5. Réponses à des questions / commentaires du public :

Stéphane Hessel (ambassadeur de France, membre du Comité de parrainage International du RTP) intervient brièvement pour souligner le courage exceptionnel dont les habitants de Gaza ont fait et font preuve.
*
Lors de sa visite en juin 2009, il a pu constater le travail qu’ils ont fait pour dégager les rues des gravas, remettre la population au travail, rouvrir le musée de Gaza aux enfants pour continuer à leur montrer qu’ils habitent une terre exceptionnelle dans l’Histoire du monde, des enfants qui sont fiers de leur pays et seront là pour le reconstruire si on leur en donne les moyens qu’ils n’ont pas..

Il insiste encore sur la totale objectivité du Rapport Goldstone qui n’a pas hésité à parler de l’envoi de rockets sur Israël par le Hamas, encore qu’elles aient causé des dommages mineurs, dans des proportions sans comparaison avec les ravages qu’Israël a causé sur cette petite bande de terre de 360km² qu’est Gaza. Cette fois, dit-il, Israël est allé trop loin. Quand c’est le cas, la communauté internationale ne peut plus rester les bras croisés.

François Dubuisson n’hésite pas à dire qu’en ce qui concerne les produits en provenance des colonies, la question ne devrait pas être « doivent-ils bénéficier du traitement préférentiel », mais bien « doit-on laisser entrer ces produits sur le marché européen ? ». Continuer le commerce de ces produits revient à reconnaître de manière indirecte la colonisation.

Leïla Shahid cite l’historien Israélien Shlomo Sand : « J’ai le sentiment de ne plus reconnaître mon pays, que nous sommes à la veille de transformations politiques très graves », et il faisait référence à ce qui flottait dans l’air avant 40-45. Nous avons tous une responsabilité, dit-elle, car nous savons tous ce qui se passe en Palestine.

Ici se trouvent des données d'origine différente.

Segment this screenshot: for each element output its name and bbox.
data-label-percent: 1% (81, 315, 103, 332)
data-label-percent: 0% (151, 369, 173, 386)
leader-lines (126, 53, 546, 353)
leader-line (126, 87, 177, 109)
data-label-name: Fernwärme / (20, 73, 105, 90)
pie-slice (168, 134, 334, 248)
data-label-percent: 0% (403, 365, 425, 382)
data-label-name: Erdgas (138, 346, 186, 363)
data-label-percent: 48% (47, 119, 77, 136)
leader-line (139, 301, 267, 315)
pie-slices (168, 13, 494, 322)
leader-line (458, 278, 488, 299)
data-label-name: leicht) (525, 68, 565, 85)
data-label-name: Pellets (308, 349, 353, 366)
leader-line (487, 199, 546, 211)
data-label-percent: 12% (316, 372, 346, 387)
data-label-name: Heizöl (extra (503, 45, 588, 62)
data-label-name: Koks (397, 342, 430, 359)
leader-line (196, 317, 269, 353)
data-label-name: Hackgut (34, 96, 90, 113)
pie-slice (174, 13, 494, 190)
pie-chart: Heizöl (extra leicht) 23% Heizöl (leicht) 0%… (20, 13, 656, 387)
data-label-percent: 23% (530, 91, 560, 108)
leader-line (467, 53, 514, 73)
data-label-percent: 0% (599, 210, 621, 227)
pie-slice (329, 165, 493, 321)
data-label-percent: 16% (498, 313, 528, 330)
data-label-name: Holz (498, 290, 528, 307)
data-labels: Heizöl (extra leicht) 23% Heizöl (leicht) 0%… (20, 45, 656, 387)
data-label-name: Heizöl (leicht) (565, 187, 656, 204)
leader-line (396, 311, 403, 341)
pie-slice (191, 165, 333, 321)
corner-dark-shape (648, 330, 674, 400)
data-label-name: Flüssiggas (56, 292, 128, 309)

L Shahid rappelle que la Palestine n’est reconnue ni par les USA, ni par le Japon ni par l’UE. Elle a été reconnue par beaucoup de pays qui appartenaient au bloc est et qui, vu l’impossibilité de revenir en arrière, votent maintenant systématiquement contre la Palestine… En 1998, Arafat était supposé proclamer l’Etat de Palestine après les Accords d’Oslo. Mais les Européens lui ont dit : “Si vous proclamer l’Etat de Palestine unilateralement, il nous sera très difficile de le reconnaître. Postposez cette proclamation, attendez un moment plus approprié !”.

Lorsque nous avons demandé de faire partie du Statut de Rome, on nous a répondu “Il faut voir... Apportez-nous des preuves qu’aux yeux de la communauté, vous êtes de facto un Etat”. Mais nous n’étions qu’un Etat en train de le devenir, dit L. Shahid. En 1999, le Ministre des Affaires Etrangères de Palestine s’est vu refuser l’entrée à la conférence en Suisse, au prétexte que La Palestine n’était pas un Etat. "C’est impossible de changer la mise en application des lois. Le combat mené par les gens doit être doublé d’un combat au niveau légal. C’est ici que le travail du RTP est important", conclut Leïla Shahid.

6. La question israélo-palestinienne vue de l’intérieur des gouvernements nationaux et européens

- par Dries Van Agt, Ancien Premier Ministre des Pays-Bas, membre du Comité de parrainage du RTP.

" Comme Victor Hugo, j’accuse... Oui, je vous accuse, vous, Ministres et Membres du Parlement, de rester sourds à la sirène d’alarme que font retentir la communauté internationale et d’autres autorités de grande réputation !… Israel tyrannise le Moyen Orient depuis des années, c’est un chien assoiffé de sang que vous continuer à câliner comme s’il s’agissait d’un nounours en pluche… Vous devriez être concernés par les injustices qui sont infligées aux Palestiniens… Cette crise, décidément, est en train de prendre des proportions catastrophiques !”, clame Dries Van Agt en guise d’introduction à son intervention.

* Pour nous, il résume brièvement les facteurs qui peuvent en partie expliquer l’attitude actuelle des differents gouvernments : il y a d’abord un fort sentiment de culpabilité en rapport avec le judéocide : en ce qui concerne les Hollandais, le fait est qu’ils n’ont pas protégé les Juifs autant qu’ils s’imaginent l’avoir fait. Il y a donc maintenant cette dette morale qui en fait des supporters quasi inconditionnels de cet état d’Israël, créé pour les survivants de la Shoah.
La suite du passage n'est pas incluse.